Le Testament de Heiligenstadt.
La lettre à l'immortelle bien-aimée.
Le 6 juillet au matin.
Mon ange, mon tout, mon moi - quelques mots seulement aujourd'hui et
même au crayon (avec le tien) - ce n'est pas avant demain que
mon logement sera définitivement arrêté - quelle
misérable perte de temps pour de telles choses : mais pourquoi
ce profond chagrin alors que la nécessité parle - notre
amour peut-il exister autrement que par des sacrifices, par
l'obligation de ne pas tout demander, peux-tu faire autrement que tu
ne sois pas toute à moi et moi à toi '
- Ah Dieu, contemple la belle nature et tranquillise
tes esprits sur ce qui doit être, - l'amour exige tout et avec
toute raison, ainsi en est-il de moi avec toi, de toi avec moi, -
mais tu oublies si légèrement que je dois vivre pour
moi et pour toi - si nous étions tout à fait
réunis, tu éprouverais aussi peu que moi cette
douleur.
- Mon voyage a été terrible ! je ne suis arrivé
ici qu'hier à 4 heures du matin ! Comme on manquait de
chevaux, la poste a pris une autre route, mais quel chemin
épouvantable ; à l'avant-dernier relais, on me
conseilla de ne pas voyager de nuit - on me parla, pour m'effrayer,
d'une forêt à traverser, cela n'a fait que m'exciter, et
j'ai eu tort, la voiture aurait dû se briser dans ce terrible
chemin, simple chemin de terre défoncé sans des
postillons comme ceux que j'avais, je serais resté en
route.
Esterhazy, par l'autre chemin ordinaire, a subi le même sort,
avec huit chevaux, que moi avec quatre - pourtant j'ai
éprouvé un certain plaisir, comme toujours quand j'ai
heureusement surmonté un obstacle.
- Maintenant vite revenons de l'extérieur à l'intérieur ! nous nous reverrons sans doute bientôt, aussi aujourd'hui je ne peux te faire part des observations que j'ai faites sur ma vie pendant ces quelques jours - si nos coeurs étaient toujours serrés l'un contre l'autre, je n'en ferais pas de pareilles.
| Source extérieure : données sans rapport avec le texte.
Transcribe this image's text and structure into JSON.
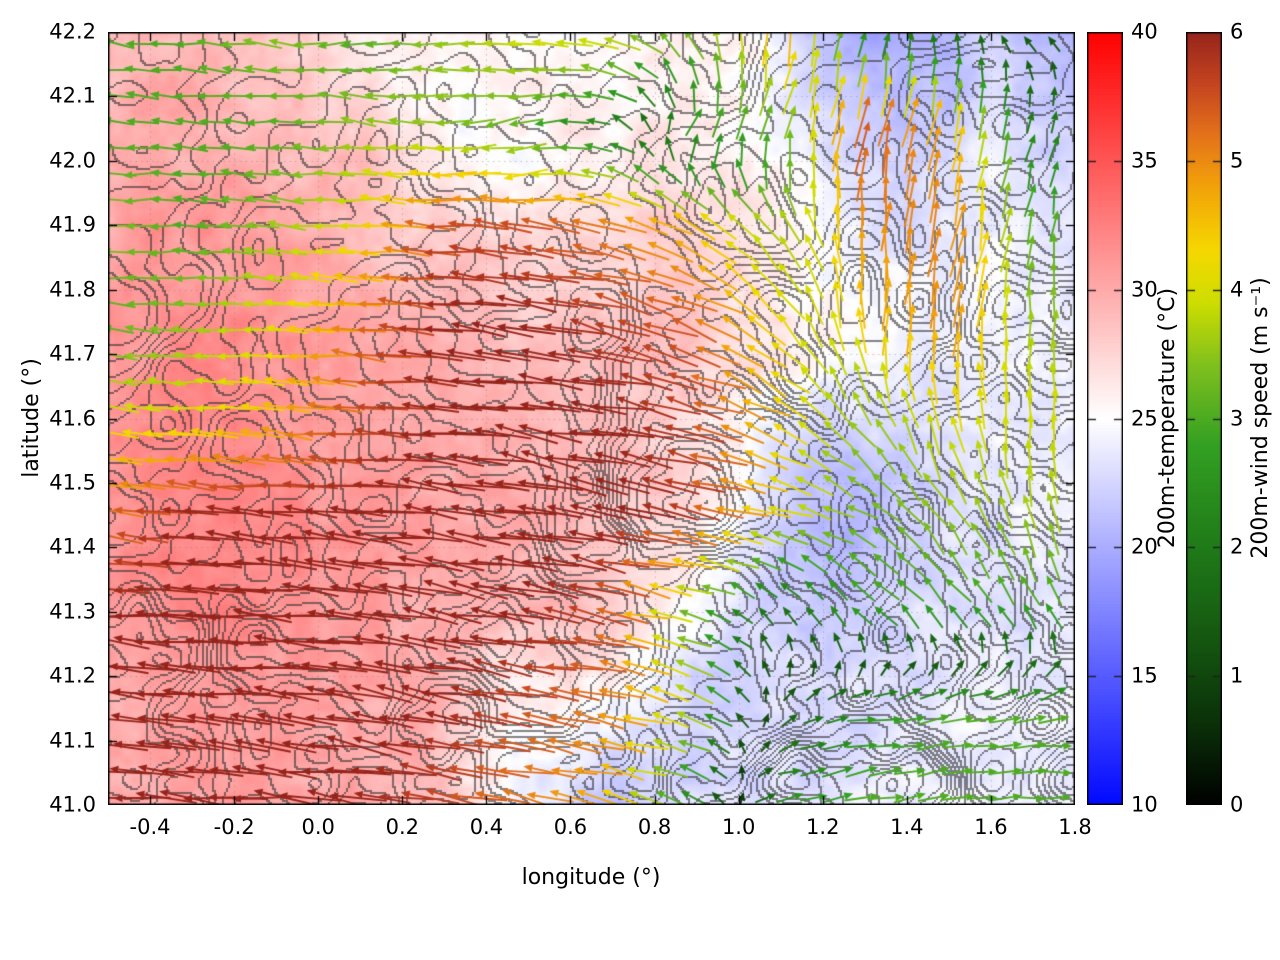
{
  "colorbars": [
    {
      "label": "200m-temperature (°C)",
      "min": 10,
      "max": 40,
      "ticks": [
        10,
        15,
        20,
        25,
        30,
        35,
        40
      ],
      "stops": [
        [
          10,
          "#0008ff"
        ],
        [
          25,
          "#ffffff"
        ],
        [
          40,
          "#ff0000"
        ]
      ]
    },
    {
      "label": "200m-wind speed (m s⁻¹)",
      "min": 0,
      "max": 6,
      "ticks": [
        0,
        1,
        2,
        3,
        4,
        5,
        6
      ],
      "stops": [
        [
          0,
          "#000000"
        ],
        [
          0.6,
          "#0a2e08"
        ],
        [
          1.2,
          "#13520f"
        ],
        [
          2,
          "#1f7a18"
        ],
        [
          2.8,
          "#33a022"
        ],
        [
          3.4,
          "#7dbf1e"
        ],
        [
          3.9,
          "#cddd00"
        ],
        [
          4.3,
          "#f5d800"
        ],
        [
          4.8,
          "#f2a209"
        ],
        [
          5.2,
          "#e4721a"
        ],
        [
          5.6,
          "#c44420"
        ],
        [
          6,
          "#96241b"
        ]
      ]
    }
  ],
  "chart_data": {
    "type": "heatmap",
    "title": "",
    "xlabel": "longitude (°)",
    "ylabel": "latitude (°)",
    "xlim": [
      -0.5,
      1.8
    ],
    "ylim": [
      41.0,
      42.2
    ],
    "x_ticks": [
      -0.4,
      -0.2,
      0.0,
      0.2,
      0.4,
      0.6,
      0.8,
      1.0,
      1.2,
      1.4,
      1.6,
      1.8
    ],
    "y_ticks": [
      41.0,
      41.1,
      41.2,
      41.3,
      41.4,
      41.5,
      41.6,
      41.7,
      41.8,
      41.9,
      42.0,
      42.1,
      42.2
    ],
    "grid": true,
    "temperature": {
      "units": "°C",
      "lon": [
        -0.5,
        -0.4,
        -0.3,
        -0.2,
        -0.1,
        0.0,
        0.1,
        0.2,
        0.3,
        0.4,
        0.5,
        0.6,
        0.7,
        0.8,
        0.9,
        1.0,
        1.1,
        1.2,
        1.3,
        1.4,
        1.5,
        1.6,
        1.7,
        1.8
      ],
      "lat": [
        42.2,
        42.1,
        42.0,
        41.9,
        41.8,
        41.7,
        41.6,
        41.5,
        41.4,
        41.3,
        41.2,
        41.1,
        41.0
      ],
      "values": [
        [
          29,
          29,
          29,
          29,
          28,
          27,
          26,
          26,
          26,
          26,
          25,
          25,
          25,
          26,
          26,
          26,
          24,
          21,
          20,
          20,
          20,
          22,
          21,
          20
        ],
        [
          29,
          30,
          30,
          29,
          29,
          28,
          27,
          26,
          25,
          25,
          26,
          26,
          25,
          26,
          26,
          25,
          24,
          22,
          21,
          21,
          21,
          23,
          22,
          21
        ],
        [
          30,
          30,
          30,
          30,
          29,
          29,
          29,
          27,
          26,
          25,
          25,
          26,
          26,
          27,
          26,
          26,
          25,
          24,
          23,
          22,
          23,
          24,
          23,
          22
        ],
        [
          30,
          31,
          31,
          31,
          30,
          30,
          29,
          28,
          28,
          27,
          27,
          27,
          27,
          28,
          27,
          27,
          26,
          25,
          24,
          23,
          24,
          24,
          24,
          23
        ],
        [
          31,
          31,
          31,
          31,
          31,
          30,
          30,
          29,
          29,
          29,
          28,
          28,
          28,
          28,
          28,
          27,
          26,
          25,
          25,
          24,
          24,
          25,
          24,
          24
        ],
        [
          31,
          31,
          32,
          32,
          31,
          31,
          30,
          30,
          30,
          29,
          29,
          29,
          29,
          29,
          28,
          27,
          26,
          25,
          25,
          24,
          24,
          24,
          24,
          24
        ],
        [
          31,
          32,
          32,
          32,
          31,
          31,
          31,
          30,
          30,
          30,
          29,
          29,
          29,
          28,
          27,
          26,
          24,
          23,
          23,
          23,
          24,
          24,
          24,
          24
        ],
        [
          31,
          32,
          32,
          32,
          32,
          31,
          31,
          31,
          30,
          30,
          30,
          29,
          29,
          28,
          27,
          25,
          22,
          21,
          21,
          22,
          23,
          24,
          24,
          24
        ],
        [
          31,
          32,
          32,
          32,
          32,
          31,
          31,
          31,
          30,
          30,
          30,
          29,
          28,
          27,
          26,
          24,
          22,
          20,
          21,
          22,
          23,
          23,
          24,
          24
        ],
        [
          31,
          31,
          32,
          32,
          31,
          31,
          31,
          30,
          30,
          29,
          29,
          29,
          28,
          26,
          25,
          23,
          22,
          22,
          22,
          23,
          23,
          23,
          23,
          24
        ],
        [
          30,
          31,
          31,
          31,
          31,
          31,
          30,
          30,
          29,
          27,
          26,
          27,
          26,
          24,
          22,
          22,
          23,
          23,
          23,
          23,
          24,
          24,
          24,
          24
        ],
        [
          30,
          30,
          31,
          31,
          31,
          30,
          30,
          30,
          29,
          26,
          25,
          25,
          23,
          23,
          22,
          23,
          23,
          23,
          23,
          24,
          24,
          24,
          24,
          24
        ],
        [
          30,
          30,
          30,
          31,
          30,
          30,
          30,
          29,
          28,
          26,
          24,
          22,
          21,
          22,
          23,
          23,
          23,
          23,
          24,
          24,
          24,
          24,
          24,
          24
        ]
      ]
    },
    "wind": {
      "units": "m/s",
      "lon": [
        -0.5,
        -0.3,
        -0.1,
        0.1,
        0.3,
        0.5,
        0.7,
        0.9,
        1.1,
        1.3,
        1.5,
        1.7
      ],
      "lat": [
        42.2,
        42.05,
        41.9,
        41.75,
        41.6,
        41.45,
        41.3,
        41.15,
        41.0
      ],
      "u": [
        [
          -3,
          -3,
          -3.5,
          -3,
          -3.5,
          -4,
          -4,
          -2,
          0.5,
          0.5,
          -0.5,
          -1
        ],
        [
          -3,
          -3,
          -3,
          -3.5,
          -3.5,
          -3,
          -2,
          1.5,
          1,
          1,
          1,
          0.5
        ],
        [
          -3.5,
          -3,
          -3.5,
          -4,
          -5.5,
          -5.5,
          -5,
          -4,
          -2,
          0,
          1,
          0.5
        ],
        [
          -3,
          -3.5,
          -4,
          -5,
          -6,
          -6,
          -5.5,
          -5,
          -3,
          0,
          0.5,
          0
        ],
        [
          -4,
          -4,
          -4.5,
          -5.5,
          -6,
          -6,
          -6,
          -5.5,
          -4,
          -2,
          -1,
          0
        ],
        [
          -5,
          -6,
          -6,
          -6,
          -6,
          -6,
          -6,
          -5.5,
          -4,
          -3,
          -2,
          -1
        ],
        [
          -6,
          -6,
          -6,
          -6,
          -6,
          -6,
          -5.5,
          -3,
          -1,
          -2,
          -2,
          -1.5
        ],
        [
          -6,
          -6,
          -6,
          -6,
          -6,
          -5.5,
          -5,
          -3.5,
          1,
          2.5,
          3,
          3
        ],
        [
          -6,
          -6,
          -6,
          -6,
          -5.5,
          -5,
          -4.5,
          -2,
          2.5,
          3,
          3,
          3
        ]
      ],
      "v": [
        [
          0.5,
          0,
          0.5,
          -0.5,
          0,
          0.5,
          1,
          3,
          5,
          2,
          1.5,
          1
        ],
        [
          0,
          0.5,
          0,
          0.5,
          0,
          -1,
          1,
          2.5,
          3,
          5.5,
          4.5,
          2
        ],
        [
          0,
          0,
          0.5,
          0,
          0.5,
          0.5,
          1,
          2,
          3,
          5,
          5,
          3
        ],
        [
          0.5,
          0,
          0,
          0.5,
          0.5,
          1,
          1.5,
          2,
          3,
          4.5,
          5,
          3.5
        ],
        [
          0.5,
          0,
          0.5,
          0.5,
          0.5,
          1,
          1,
          1.5,
          2,
          3,
          4,
          4
        ],
        [
          0.5,
          0.5,
          0.5,
          0.5,
          1,
          1,
          1.5,
          1.5,
          1,
          1.5,
          3,
          3.5
        ],
        [
          0.5,
          0.5,
          0.5,
          0.5,
          1,
          1,
          1,
          1,
          1.5,
          2,
          2,
          2.5
        ],
        [
          0.5,
          0.5,
          0.5,
          1,
          1,
          1,
          1,
          1.5,
          1,
          0.5,
          0.5,
          0.5
        ],
        [
          0.5,
          0.5,
          0.5,
          1,
          1,
          1,
          1,
          1,
          0.5,
          0.5,
          0.5,
          0
        ]
      ]
    },
    "contours": {
      "description": "terrain elevation contour lines",
      "color": "#3a3a3a"
    }
  }
}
Le coeur est trop plein pour pouvoir te dire quelque chose - ah ! - il y a des moments où je trouve que la parole n'est absolument rien encore - égaye-toi - reste mon fidèle, mon unique trésor, mon tout, comme moi pour toi ; quant au reste, les dieux décideront de ce qui doit être et de ce qui adviendra pour nous.
Ton , fidèle, Ludwig.
Lundi soir 6 juillet.
Tu souffres, toi mon être le plus cher - à l'instant
j'apprends que les lettres doivent être remises de très
grand matin. Lundi - jeudi - les seuls jours où la poste part
d'ici pour Karlsbad -
Tu souffres - ah, là où je suis, tu es
aussi avec moi, avec moi et toi, je ferai que je puisse vivre avec
toi,
quelle vie ! ! ! ! ainsi ! ! ! ! sans toi - poursuivi ici et
là par la bonté des hommes que je désire aussi
peu mériter que je la mérite - humilité de
l'homme devant l'homme, - elle m'afflige - et quand je me
considère dans l'ensemble de l'univers, que suis je, et qu'est
celui - qu'on appelle le plus Grand - et pourtant - là encore
est l'élément divin de l'homme - je pleure, quand je
pense que tu ne recevras vraisemblablement que samedi la
première nouvelle de moi - quel que soit ton amour pour moi,
pourtant je t'aime encore plus fort - mais ne te cache jamais de moi
-
Bonne nuit - comme baigneur il faut que j'aille
dormir.
Ah Dieu - si prés ! si loin ! N'est-il pas un véritable
édifice céleste, notre amour mais aussi solide que la
voûtes du ciel.
Bon matin, le 7 juillet - au lit les pensées se pressent déjà vers toi, mon immortelle Bien-Aimée, parfois joyeuses, puis de nouveau tristes, demandant au Destin s'il nous exaucera.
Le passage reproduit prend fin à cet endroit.